We live in a culture that exalts the grandiose. If you’re not shelling out thousands at Disney Land and throwing Pinterest-worthy birthday parties, it might feel like you’re not doing it right.  The truth is that it’s the everyday habits you keep that your children will hold most dear. It’s during the moments when you choose to be fully present and engaged with the people in front of you, laughing, listening, loving, that connection builds and the feeling of “family” sinks into the hearts of your loved ones. 

 

I understand that we live in a busy and buzzing world, but it doesn’t take a lot of time to connect deeply with our children. In just a few minutes at a time, several times throughout the day, we can bring our focus onto them and fill their cups with positive attention and affirmation. Here are four daily habits you can begin now to build strong connections and a warm sense of family.

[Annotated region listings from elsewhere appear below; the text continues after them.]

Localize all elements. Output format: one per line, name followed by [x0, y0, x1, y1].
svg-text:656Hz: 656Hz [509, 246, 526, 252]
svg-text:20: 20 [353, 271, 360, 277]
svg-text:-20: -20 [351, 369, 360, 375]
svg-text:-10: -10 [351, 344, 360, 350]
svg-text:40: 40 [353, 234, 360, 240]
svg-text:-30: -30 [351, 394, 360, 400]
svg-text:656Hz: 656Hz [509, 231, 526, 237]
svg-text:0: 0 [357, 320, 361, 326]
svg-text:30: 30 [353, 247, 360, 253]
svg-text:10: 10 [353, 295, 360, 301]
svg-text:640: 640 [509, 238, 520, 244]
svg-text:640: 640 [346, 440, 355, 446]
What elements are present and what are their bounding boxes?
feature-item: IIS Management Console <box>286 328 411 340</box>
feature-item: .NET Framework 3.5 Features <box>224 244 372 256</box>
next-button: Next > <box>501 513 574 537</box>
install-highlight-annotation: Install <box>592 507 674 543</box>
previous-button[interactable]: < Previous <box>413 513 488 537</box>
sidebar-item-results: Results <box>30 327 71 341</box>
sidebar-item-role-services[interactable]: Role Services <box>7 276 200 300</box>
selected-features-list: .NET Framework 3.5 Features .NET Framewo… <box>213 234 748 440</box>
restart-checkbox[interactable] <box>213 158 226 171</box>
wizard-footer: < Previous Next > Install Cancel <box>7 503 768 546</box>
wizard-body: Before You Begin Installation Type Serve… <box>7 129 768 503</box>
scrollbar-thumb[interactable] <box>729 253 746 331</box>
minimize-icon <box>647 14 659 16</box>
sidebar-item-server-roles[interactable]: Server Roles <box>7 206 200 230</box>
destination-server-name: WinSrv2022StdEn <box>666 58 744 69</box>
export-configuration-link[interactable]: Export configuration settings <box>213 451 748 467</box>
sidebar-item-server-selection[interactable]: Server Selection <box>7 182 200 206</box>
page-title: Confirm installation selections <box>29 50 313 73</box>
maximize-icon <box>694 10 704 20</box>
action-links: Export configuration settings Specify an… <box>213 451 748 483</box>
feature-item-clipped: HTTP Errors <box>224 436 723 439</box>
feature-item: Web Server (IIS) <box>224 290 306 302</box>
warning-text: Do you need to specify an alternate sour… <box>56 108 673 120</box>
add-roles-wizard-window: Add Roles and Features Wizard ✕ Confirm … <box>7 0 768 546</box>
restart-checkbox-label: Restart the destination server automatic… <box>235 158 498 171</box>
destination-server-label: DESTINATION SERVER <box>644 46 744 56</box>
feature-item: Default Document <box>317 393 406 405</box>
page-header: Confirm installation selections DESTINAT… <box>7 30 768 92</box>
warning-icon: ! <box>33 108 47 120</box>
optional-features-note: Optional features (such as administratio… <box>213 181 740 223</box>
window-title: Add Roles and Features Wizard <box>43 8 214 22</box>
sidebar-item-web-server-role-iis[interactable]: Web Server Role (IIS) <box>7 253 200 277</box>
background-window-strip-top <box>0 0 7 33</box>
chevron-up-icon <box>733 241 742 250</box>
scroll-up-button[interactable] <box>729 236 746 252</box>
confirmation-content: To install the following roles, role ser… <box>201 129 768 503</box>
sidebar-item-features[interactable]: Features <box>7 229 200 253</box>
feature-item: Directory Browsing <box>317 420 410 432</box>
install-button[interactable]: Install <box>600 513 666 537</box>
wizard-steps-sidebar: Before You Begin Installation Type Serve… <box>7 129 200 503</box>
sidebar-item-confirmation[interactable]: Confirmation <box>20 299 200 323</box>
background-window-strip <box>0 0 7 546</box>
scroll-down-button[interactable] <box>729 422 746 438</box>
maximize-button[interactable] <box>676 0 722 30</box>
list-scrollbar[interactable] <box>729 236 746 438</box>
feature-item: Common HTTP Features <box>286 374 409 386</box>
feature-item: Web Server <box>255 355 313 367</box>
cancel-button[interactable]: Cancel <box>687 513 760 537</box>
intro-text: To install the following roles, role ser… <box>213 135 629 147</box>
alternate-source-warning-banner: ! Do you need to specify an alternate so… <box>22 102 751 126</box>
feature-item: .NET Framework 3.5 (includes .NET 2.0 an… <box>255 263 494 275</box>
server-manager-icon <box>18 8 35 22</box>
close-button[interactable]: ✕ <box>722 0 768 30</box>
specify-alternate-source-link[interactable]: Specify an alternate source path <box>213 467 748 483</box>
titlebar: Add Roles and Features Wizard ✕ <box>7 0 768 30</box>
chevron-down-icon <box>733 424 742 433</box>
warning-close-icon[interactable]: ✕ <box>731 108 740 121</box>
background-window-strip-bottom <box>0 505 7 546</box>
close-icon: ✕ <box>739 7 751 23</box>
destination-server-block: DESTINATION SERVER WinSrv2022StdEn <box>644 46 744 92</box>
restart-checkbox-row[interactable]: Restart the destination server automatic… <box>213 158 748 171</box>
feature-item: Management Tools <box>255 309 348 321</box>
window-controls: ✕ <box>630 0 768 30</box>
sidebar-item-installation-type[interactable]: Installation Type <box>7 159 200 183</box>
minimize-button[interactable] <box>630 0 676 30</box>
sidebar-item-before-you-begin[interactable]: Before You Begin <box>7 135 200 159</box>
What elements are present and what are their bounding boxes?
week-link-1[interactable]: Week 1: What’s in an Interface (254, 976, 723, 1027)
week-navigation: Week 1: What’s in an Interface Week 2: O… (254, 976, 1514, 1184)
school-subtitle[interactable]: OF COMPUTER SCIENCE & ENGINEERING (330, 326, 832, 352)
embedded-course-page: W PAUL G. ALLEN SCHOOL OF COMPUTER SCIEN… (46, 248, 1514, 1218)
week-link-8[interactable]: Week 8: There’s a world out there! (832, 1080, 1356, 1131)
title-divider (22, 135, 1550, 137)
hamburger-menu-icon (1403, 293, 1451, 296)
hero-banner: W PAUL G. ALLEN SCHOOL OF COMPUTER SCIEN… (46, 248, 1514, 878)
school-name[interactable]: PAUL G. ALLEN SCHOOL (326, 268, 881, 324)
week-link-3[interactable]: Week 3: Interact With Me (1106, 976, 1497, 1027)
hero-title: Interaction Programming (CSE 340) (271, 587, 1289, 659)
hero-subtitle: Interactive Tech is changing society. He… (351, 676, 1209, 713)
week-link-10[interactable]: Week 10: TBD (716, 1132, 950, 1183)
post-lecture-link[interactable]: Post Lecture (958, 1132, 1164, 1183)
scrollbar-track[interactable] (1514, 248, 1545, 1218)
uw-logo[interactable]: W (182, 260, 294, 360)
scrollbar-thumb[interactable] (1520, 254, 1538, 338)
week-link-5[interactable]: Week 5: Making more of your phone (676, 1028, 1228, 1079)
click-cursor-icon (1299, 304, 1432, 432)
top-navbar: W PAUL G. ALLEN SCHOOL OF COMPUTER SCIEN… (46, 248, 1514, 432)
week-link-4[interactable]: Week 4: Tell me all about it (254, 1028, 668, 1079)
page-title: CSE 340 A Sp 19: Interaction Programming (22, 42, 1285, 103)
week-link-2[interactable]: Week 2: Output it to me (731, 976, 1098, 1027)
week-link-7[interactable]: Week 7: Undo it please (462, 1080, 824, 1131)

Start the Day with a Morning Blessing

Mornings can be a real hassle. Trying to get everyone up and out the door on time is often a stressful time for families, and connection is generally the last thing we are thinking about during this “rush hour.” Our adult minds are focused on the dozens of things we must accomplish in the next 12 hours, and our children are often tired, grumpy, or preoccupied with their own thoughts on the day ahead. Taking two or three minutes of the morning to focus on our child’s face and say something positive can really have a big impact. “Good morning, my love! Seeing your sweet face makes me happy” is a thoughtful way to greet a child into their day. Remember “Triple A to start the day.” That stands for attention, affection, and affirmation. Aim to give them your full attention for at least a couple of minutes, offer a hug or high five, and say something positive about them. Making this a daily habit starts each day off on the right foot and will likely lead to a less chaotic morning with a more cooperative kid.